Pour annuler tout type de peine, d’ordonnance d’interdiction, d’ordonnance d’ordre pécuniaire ou tout autre type d’ordonnance, il doit être clairement prouvé qu’il y a une injustice, une iniquité, une erreur de droit ou un châtiment trop sévère suite à la peine ou à l’ordonnance.
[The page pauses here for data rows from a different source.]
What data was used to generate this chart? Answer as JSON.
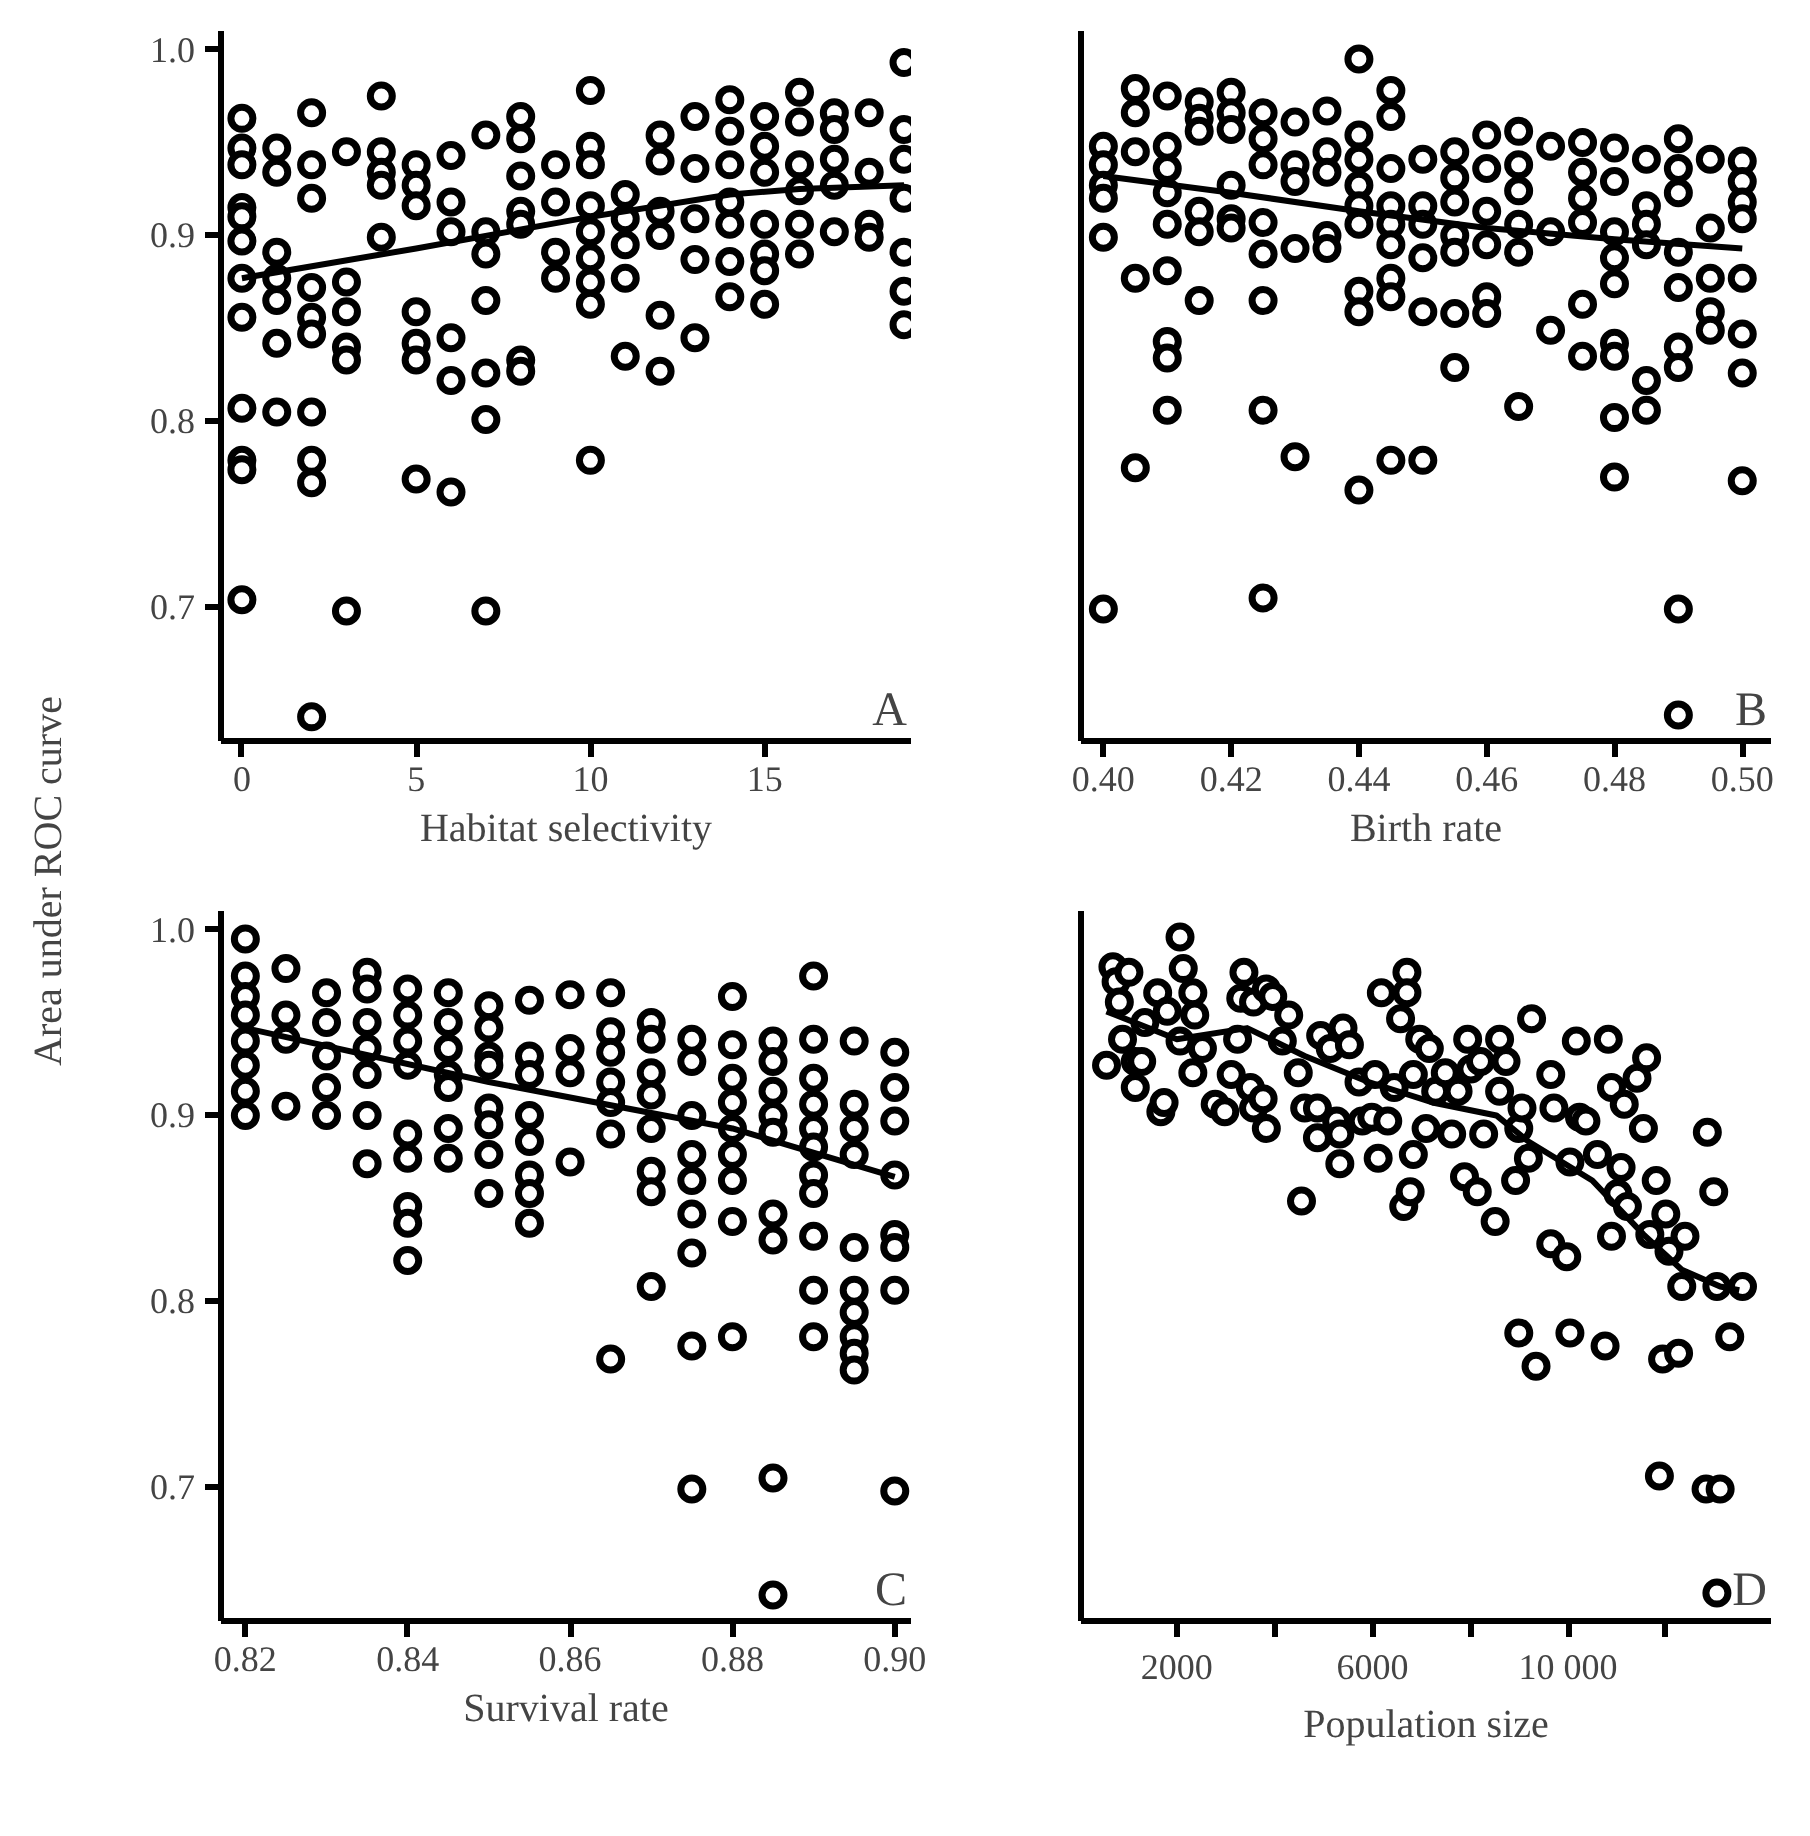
{
  "chart_data": [
    {
      "type": "scatter",
      "ylabel": "Area under ROC curve",
      "xlabel": "Habitat selectivity",
      "xlim": [
        -0.6,
        19.2
      ],
      "ylim": [
        0.628,
        1.01
      ],
      "xticks": [
        0,
        5,
        10,
        15
      ],
      "yticks": [
        0.7,
        0.8,
        0.9,
        {
          "value": 1.0,
          "label": "1.0"
        }
      ],
      "grid": false,
      "annotations": [
        "A"
      ],
      "series": [
        {
          "color": "#000000",
          "marker": "circle",
          "x": [
            0,
            0,
            0,
            0,
            0,
            0,
            0,
            0,
            0,
            0,
            0,
            0,
            1,
            1,
            1,
            1,
            1,
            1,
            1,
            2,
            2,
            2,
            2,
            2,
            2,
            2,
            2,
            2,
            2,
            3,
            3,
            3,
            3,
            3,
            3,
            4,
            4,
            4,
            4,
            4,
            5,
            5,
            5,
            5,
            5,
            5,
            5,
            6,
            6,
            6,
            6,
            6,
            6,
            7,
            7,
            7,
            7,
            7,
            7,
            7,
            8,
            8,
            8,
            8,
            8,
            8,
            8,
            9,
            9,
            9,
            9,
            10,
            10,
            10,
            10,
            10,
            10,
            10,
            10,
            10,
            11,
            11,
            11,
            11,
            11,
            12,
            12,
            12,
            12,
            12,
            12,
            13,
            13,
            13,
            13,
            13,
            14,
            14,
            14,
            14,
            14,
            14,
            14,
            15,
            15,
            15,
            15,
            15,
            15,
            15,
            16,
            16,
            16,
            16,
            16,
            16,
            17,
            17,
            17,
            17,
            17,
            18,
            18,
            18,
            18,
            19,
            19,
            19,
            19,
            19,
            19,
            19
          ],
          "values": [
            0.963,
            0.947,
            0.938,
            0.915,
            0.91,
            0.897,
            0.877,
            0.856,
            0.807,
            0.779,
            0.774,
            0.704,
            0.947,
            0.934,
            0.891,
            0.877,
            0.865,
            0.842,
            0.805,
            0.966,
            0.938,
            0.92,
            0.872,
            0.856,
            0.847,
            0.805,
            0.779,
            0.767,
            0.641,
            0.945,
            0.875,
            0.859,
            0.84,
            0.833,
            0.698,
            0.975,
            0.945,
            0.934,
            0.927,
            0.899,
            0.938,
            0.927,
            0.916,
            0.859,
            0.842,
            0.833,
            0.769,
            0.943,
            0.918,
            0.902,
            0.845,
            0.822,
            0.762,
            0.954,
            0.902,
            0.89,
            0.865,
            0.826,
            0.801,
            0.698,
            0.964,
            0.952,
            0.932,
            0.913,
            0.906,
            0.833,
            0.827,
            0.938,
            0.918,
            0.891,
            0.877,
            0.978,
            0.948,
            0.938,
            0.916,
            0.902,
            0.888,
            0.875,
            0.863,
            0.779,
            0.922,
            0.909,
            0.895,
            0.877,
            0.835,
            0.954,
            0.94,
            0.913,
            0.9,
            0.857,
            0.827,
            0.964,
            0.936,
            0.909,
            0.887,
            0.845,
            0.973,
            0.956,
            0.938,
            0.918,
            0.906,
            0.886,
            0.867,
            0.964,
            0.948,
            0.934,
            0.906,
            0.89,
            0.881,
            0.863,
            0.977,
            0.961,
            0.938,
            0.924,
            0.906,
            0.89,
            0.966,
            0.957,
            0.941,
            0.927,
            0.902,
            0.966,
            0.934,
            0.906,
            0.899,
            0.993,
            0.957,
            0.941,
            0.92,
            0.891,
            0.87,
            0.852
          ]
        },
        {
          "type": "line",
          "color": "#000000",
          "x": [
            0,
            5,
            10,
            14,
            16,
            19
          ],
          "values": [
            0.877,
            0.893,
            0.91,
            0.922,
            0.925,
            0.927
          ]
        }
      ]
    },
    {
      "type": "scatter",
      "xlabel": "Birth rate",
      "xlim": [
        0.3965,
        0.5045
      ],
      "ylim": [
        0.628,
        1.01
      ],
      "tick_labels": "x",
      "xticks": [
        {
          "value": 0.4,
          "label": "0.40"
        },
        {
          "value": 0.42,
          "label": "0.42"
        },
        {
          "value": 0.44,
          "label": "0.44"
        },
        {
          "value": 0.46,
          "label": "0.46"
        },
        {
          "value": 0.48,
          "label": "0.48"
        },
        {
          "value": 0.5,
          "label": "0.50"
        }
      ],
      "grid": false,
      "annotations": [
        "B"
      ],
      "series": [
        {
          "color": "#000000",
          "marker": "circle",
          "x": [
            0.4,
            0.4,
            0.4,
            0.4,
            0.4,
            0.4,
            0.405,
            0.405,
            0.405,
            0.405,
            0.405,
            0.41,
            0.41,
            0.41,
            0.41,
            0.41,
            0.41,
            0.41,
            0.41,
            0.41,
            0.415,
            0.415,
            0.415,
            0.415,
            0.415,
            0.415,
            0.42,
            0.42,
            0.42,
            0.42,
            0.42,
            0.42,
            0.425,
            0.425,
            0.425,
            0.425,
            0.425,
            0.425,
            0.425,
            0.425,
            0.43,
            0.43,
            0.43,
            0.43,
            0.43,
            0.435,
            0.435,
            0.435,
            0.435,
            0.435,
            0.44,
            0.44,
            0.44,
            0.44,
            0.44,
            0.44,
            0.44,
            0.44,
            0.44,
            0.445,
            0.445,
            0.445,
            0.445,
            0.445,
            0.445,
            0.445,
            0.445,
            0.445,
            0.45,
            0.45,
            0.45,
            0.45,
            0.45,
            0.45,
            0.455,
            0.455,
            0.455,
            0.455,
            0.455,
            0.455,
            0.455,
            0.46,
            0.46,
            0.46,
            0.46,
            0.46,
            0.46,
            0.465,
            0.465,
            0.465,
            0.465,
            0.465,
            0.465,
            0.47,
            0.47,
            0.47,
            0.475,
            0.475,
            0.475,
            0.475,
            0.475,
            0.475,
            0.48,
            0.48,
            0.48,
            0.48,
            0.48,
            0.48,
            0.48,
            0.48,
            0.48,
            0.485,
            0.485,
            0.485,
            0.485,
            0.485,
            0.485,
            0.49,
            0.49,
            0.49,
            0.49,
            0.49,
            0.49,
            0.49,
            0.49,
            0.49,
            0.495,
            0.495,
            0.495,
            0.495,
            0.495,
            0.5,
            0.5,
            0.5,
            0.5,
            0.5,
            0.5,
            0.5,
            0.5
          ],
          "values": [
            0.948,
            0.938,
            0.927,
            0.92,
            0.899,
            0.699,
            0.979,
            0.966,
            0.945,
            0.877,
            0.775,
            0.975,
            0.948,
            0.936,
            0.923,
            0.906,
            0.881,
            0.843,
            0.834,
            0.806,
            0.972,
            0.963,
            0.956,
            0.913,
            0.902,
            0.865,
            0.977,
            0.966,
            0.957,
            0.927,
            0.909,
            0.904,
            0.966,
            0.952,
            0.938,
            0.907,
            0.89,
            0.865,
            0.806,
            0.705,
            0.961,
            0.938,
            0.929,
            0.893,
            0.781,
            0.967,
            0.945,
            0.934,
            0.9,
            0.893,
            0.995,
            0.954,
            0.941,
            0.927,
            0.916,
            0.906,
            0.87,
            0.859,
            0.763,
            0.978,
            0.964,
            0.936,
            0.916,
            0.906,
            0.895,
            0.877,
            0.867,
            0.779,
            0.941,
            0.916,
            0.906,
            0.888,
            0.859,
            0.779,
            0.945,
            0.931,
            0.918,
            0.9,
            0.891,
            0.858,
            0.829,
            0.954,
            0.936,
            0.913,
            0.895,
            0.867,
            0.858,
            0.956,
            0.938,
            0.924,
            0.906,
            0.891,
            0.808,
            0.948,
            0.902,
            0.849,
            0.95,
            0.934,
            0.92,
            0.907,
            0.863,
            0.835,
            0.947,
            0.929,
            0.902,
            0.888,
            0.874,
            0.842,
            0.835,
            0.802,
            0.77,
            0.941,
            0.916,
            0.906,
            0.895,
            0.822,
            0.806,
            0.952,
            0.936,
            0.923,
            0.891,
            0.872,
            0.84,
            0.829,
            0.699,
            0.642,
            0.941,
            0.904,
            0.877,
            0.859,
            0.849,
            0.94,
            0.929,
            0.918,
            0.909,
            0.877,
            0.847,
            0.826,
            0.768
          ]
        },
        {
          "type": "line",
          "color": "#000000",
          "x": [
            0.4,
            0.42,
            0.44,
            0.46,
            0.48,
            0.5
          ],
          "values": [
            0.932,
            0.923,
            0.913,
            0.904,
            0.898,
            0.893
          ]
        }
      ]
    },
    {
      "type": "scatter",
      "xlabel": "Survival rate",
      "xlim": [
        0.817,
        0.902
      ],
      "ylim": [
        0.628,
        1.01
      ],
      "xticks": [
        0.82,
        0.84,
        0.86,
        0.88,
        {
          "value": 0.9,
          "label": "0.90"
        }
      ],
      "yticks": [
        0.7,
        0.8,
        0.9,
        {
          "value": 1.0,
          "label": "1.0"
        }
      ],
      "grid": false,
      "annotations": [
        "C"
      ],
      "series": [
        {
          "color": "#000000",
          "marker": "circle",
          "x": [
            0.82,
            0.82,
            0.82,
            0.82,
            0.82,
            0.82,
            0.82,
            0.82,
            0.825,
            0.825,
            0.825,
            0.825,
            0.83,
            0.83,
            0.83,
            0.83,
            0.83,
            0.835,
            0.835,
            0.835,
            0.835,
            0.835,
            0.835,
            0.835,
            0.84,
            0.84,
            0.84,
            0.84,
            0.84,
            0.84,
            0.84,
            0.84,
            0.84,
            0.845,
            0.845,
            0.845,
            0.845,
            0.845,
            0.845,
            0.845,
            0.85,
            0.85,
            0.85,
            0.85,
            0.85,
            0.85,
            0.85,
            0.85,
            0.855,
            0.855,
            0.855,
            0.855,
            0.855,
            0.855,
            0.855,
            0.855,
            0.86,
            0.86,
            0.86,
            0.86,
            0.865,
            0.865,
            0.865,
            0.865,
            0.865,
            0.865,
            0.865,
            0.87,
            0.87,
            0.87,
            0.87,
            0.87,
            0.87,
            0.87,
            0.87,
            0.875,
            0.875,
            0.875,
            0.875,
            0.875,
            0.875,
            0.875,
            0.875,
            0.875,
            0.88,
            0.88,
            0.88,
            0.88,
            0.88,
            0.88,
            0.88,
            0.88,
            0.88,
            0.885,
            0.885,
            0.885,
            0.885,
            0.885,
            0.885,
            0.885,
            0.885,
            0.885,
            0.89,
            0.89,
            0.89,
            0.89,
            0.89,
            0.89,
            0.89,
            0.89,
            0.89,
            0.89,
            0.89,
            0.895,
            0.895,
            0.895,
            0.895,
            0.895,
            0.895,
            0.895,
            0.895,
            0.895,
            0.895,
            0.9,
            0.9,
            0.9,
            0.9,
            0.9,
            0.9,
            0.9,
            0.9
          ],
          "values": [
            0.995,
            0.975,
            0.964,
            0.954,
            0.94,
            0.927,
            0.913,
            0.9,
            0.979,
            0.954,
            0.941,
            0.905,
            0.966,
            0.95,
            0.932,
            0.915,
            0.9,
            0.977,
            0.968,
            0.95,
            0.936,
            0.922,
            0.9,
            0.874,
            0.968,
            0.954,
            0.94,
            0.927,
            0.89,
            0.877,
            0.851,
            0.842,
            0.822,
            0.966,
            0.95,
            0.936,
            0.922,
            0.915,
            0.893,
            0.877,
            0.959,
            0.947,
            0.932,
            0.927,
            0.904,
            0.895,
            0.879,
            0.858,
            0.962,
            0.932,
            0.922,
            0.9,
            0.886,
            0.868,
            0.858,
            0.842,
            0.965,
            0.936,
            0.923,
            0.875,
            0.966,
            0.945,
            0.934,
            0.918,
            0.907,
            0.89,
            0.769,
            0.95,
            0.941,
            0.923,
            0.911,
            0.893,
            0.87,
            0.859,
            0.808,
            0.941,
            0.929,
            0.9,
            0.879,
            0.865,
            0.847,
            0.826,
            0.776,
            0.699,
            0.964,
            0.938,
            0.92,
            0.907,
            0.893,
            0.879,
            0.865,
            0.843,
            0.781,
            0.94,
            0.929,
            0.913,
            0.9,
            0.891,
            0.847,
            0.833,
            0.705,
            0.642,
            0.975,
            0.941,
            0.92,
            0.906,
            0.893,
            0.883,
            0.868,
            0.858,
            0.835,
            0.806,
            0.781,
            0.94,
            0.906,
            0.893,
            0.879,
            0.829,
            0.806,
            0.794,
            0.781,
            0.772,
            0.763,
            0.934,
            0.915,
            0.897,
            0.868,
            0.836,
            0.829,
            0.806,
            0.698
          ]
        },
        {
          "type": "line",
          "color": "#000000",
          "x": [
            0.82,
            0.85,
            0.88,
            0.9
          ],
          "values": [
            0.947,
            0.918,
            0.893,
            0.867
          ]
        }
      ]
    },
    {
      "type": "scatter",
      "xlabel": "Population size",
      "xlim": [
        40,
        14150
      ],
      "ylim": [
        0.628,
        1.01
      ],
      "tick_labels": "x",
      "xticks": [
        2000,
        {
          "value": 4000,
          "label": null
        },
        6000,
        {
          "value": 8000,
          "label": null
        },
        {
          "value": 10000,
          "label": "10 000"
        },
        {
          "value": 12000,
          "label": null
        }
      ],
      "grid": false,
      "annotations": [
        "D"
      ],
      "series": [
        {
          "color": "#000000",
          "marker": "circle",
          "x": [
            562,
            693,
            758,
            1020,
            824,
            889,
            1150,
            1150,
            1281,
            1346,
            1608,
            1673,
            1739,
            1804,
            2065,
            2131,
            2065,
            2327,
            2366,
            2327,
            2523,
            2784,
            2980,
            3111,
            3242,
            3372,
            3307,
            3503,
            3568,
            3568,
            3764,
            3830,
            3830,
            3961,
            4157,
            4287,
            4483,
            4549,
            4614,
            4875,
            4875,
            4941,
            5137,
            5268,
            5333,
            5333,
            5398,
            5529,
            5725,
            5790,
            5986,
            6052,
            6117,
            6182,
            6313,
            6444,
            6575,
            6705,
            6705,
            6640,
            6771,
            6836,
            6836,
            6967,
            7097,
            7163,
            7293,
            7489,
            7620,
            7751,
            7882,
            7947,
            8012,
            8143,
            8209,
            8274,
            8509,
            8600,
            8600,
            8731,
            8927,
            8992,
            9058,
            8992,
            9189,
            9254,
            9345,
            9646,
            9646,
            9711,
            9973,
            10038,
            10038,
            10169,
            10234,
            10365,
            10600,
            10757,
            10823,
            10888,
            10888,
            11018,
            11084,
            11149,
            11214,
            11410,
            11541,
            11606,
            11672,
            11803,
            11868,
            11933,
            11999,
            12064,
            12260,
            12325,
            12391,
            12848,
            12822,
            12979,
            13044,
            13110,
            13306,
            13567,
            13044
          ],
          "values": [
            0.927,
            0.98,
            0.972,
            0.977,
            0.961,
            0.941,
            0.915,
            0.929,
            0.929,
            0.95,
            0.966,
            0.902,
            0.907,
            0.956,
            0.996,
            0.979,
            0.94,
            0.966,
            0.954,
            0.923,
            0.936,
            0.906,
            0.902,
            0.922,
            0.941,
            0.977,
            0.963,
            0.915,
            0.961,
            0.904,
            0.909,
            0.893,
            0.968,
            0.964,
            0.94,
            0.954,
            0.923,
            0.854,
            0.904,
            0.904,
            0.888,
            0.943,
            0.936,
            0.897,
            0.89,
            0.874,
            0.947,
            0.938,
            0.918,
            0.897,
            0.899,
            0.922,
            0.877,
            0.966,
            0.897,
            0.915,
            0.952,
            0.977,
            0.966,
            0.851,
            0.859,
            0.922,
            0.879,
            0.941,
            0.893,
            0.936,
            0.913,
            0.923,
            0.89,
            0.913,
            0.867,
            0.941,
            0.925,
            0.859,
            0.929,
            0.89,
            0.843,
            0.913,
            0.941,
            0.929,
            0.865,
            0.893,
            0.904,
            0.783,
            0.877,
            0.952,
            0.765,
            0.922,
            0.831,
            0.904,
            0.824,
            0.875,
            0.783,
            0.94,
            0.899,
            0.897,
            0.879,
            0.776,
            0.941,
            0.915,
            0.835,
            0.858,
            0.872,
            0.906,
            0.851,
            0.92,
            0.893,
            0.931,
            0.836,
            0.865,
            0.706,
            0.769,
            0.847,
            0.827,
            0.772,
            0.808,
            0.835,
            0.891,
            0.699,
            0.859,
            0.808,
            0.699,
            0.781,
            0.808,
            0.643
          ]
        },
        {
          "type": "line",
          "color": "#000000",
          "x": [
            562,
            2000,
            3438,
            4614,
            5921,
            7228,
            8535,
            9189,
            10496,
            11541,
            12325,
            13110,
            13502
          ],
          "values": [
            0.956,
            0.941,
            0.947,
            0.932,
            0.918,
            0.907,
            0.9,
            0.886,
            0.865,
            0.836,
            0.817,
            0.808,
            0.806
          ]
        }
      ]
    }
  ]
}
De plus, d’autres critères doivent être pris en compte dans certains types de demandes, comme il est indiqué ci-dessous :

1. Remise de peine

Définition

Une remise de peine annule, intégralement ou en partie, une peine avec ou sans détention imposée par un tribunal.

Critères

Outre les critères d’annulation de tous les types de peines et d’ordonnances, pour qu’une peine avec ou sans détention soit remise, il faut déterminer si la remise de peine n’exposerait pas la collectivité au risque de récidive du demandeur. Cela est particulièrement pertinent dans les cas de demandes de remise d’une peine d’emprisonnement.

Autorité

Gouverneur général

2. Remise d’amendes, d’ordonnances de dédommagement, de biens ou de cautionnements confisqués et de peines pécuniaires

Définition

La remise d’une amende, d’une ordonnance de dédommagement, d’un bien ou d’un cautionnement confisqué ou d’une peine pécuniaire annule intégralement ou en partie la peine imposée par le tribunal.

Critères

Outre les critères d’annulation de tous les types de peines et d’ordonnances, pour qu’une peine pécuniaire soit remise, il faut déterminer si la remise de peine porterait un châtiment à une autre personne.

Autorité

Gouverneur en conseil et gouverneur général

3. Levée d’interdictions

Définition

La levée d’une interdiction consiste à annuler ou à modifier une interdiction imposée par un tribunal à l’encontre d’un individu en vertu du Code criminel, soit par suite d’une condamnation, soit séparément ou en l’absence d’une condamnation.

Critères

Outre les critères d’annulation de tous les types de peines et d’ordonnances, une ordonnance d’interdiction ne peut être annulée ou modifiée que s’il est clairement prouvé que l’annulation ou la modification de l’interdiction n’exposerait la collectivité à aucun risque indu de récidive du demandeur.

Autorité

Gouverneur général

Note

En vertu de l’article 109 de la LSCMLC, la Commission a le pouvoir d’annuler ou de modifier une partie d’une ordonnance d’interdiction de conduire rendue en vertu de l’article 259, dans sa version du 17 décembre 2018, ou de l’article 320.24 du Code criminel après un délai prescrit. Conformément au principe selon lequel la prérogative royale de clémence n’a pas pour objet de contourner d’autres dispositions législatives, un demandeur peut seulement invoquer une telle mesure de clémence pour des interdictions de conduire lorsqu’il est par ailleurs inadmissible aux termes des dispositions de la LSCMLC.

Sursis

Définition

Le sursis est l’ajournement temporaire de l’exécution d’une peine.

Critères

On peut envisager de surseoir à l’exécution d’une peine s’il est clairement prouvé que le refus d’octroyer une telle mesure de clémence constituerait un châtiment trop sévère ou causerait une injustice. De plus, le sursis ne doit pas exposer la collectivité au risque de récidive du délinquant.

Autorité

Gouverneur général

Révocation d’une mesure de clémence accordée

Toutes les mesures de clémence décrites ci-dessus peuvent être révoquées si la demande a été approuvée sur la foi de renseignements qui se révèlent par la suite frauduleux.

Toutes les mesures de clémence, à l’exception des pardons absolus, peuvent être révoquées si l’une quelconque des conditions dans lesquelles elles ont été octroyées n’est pas respectée.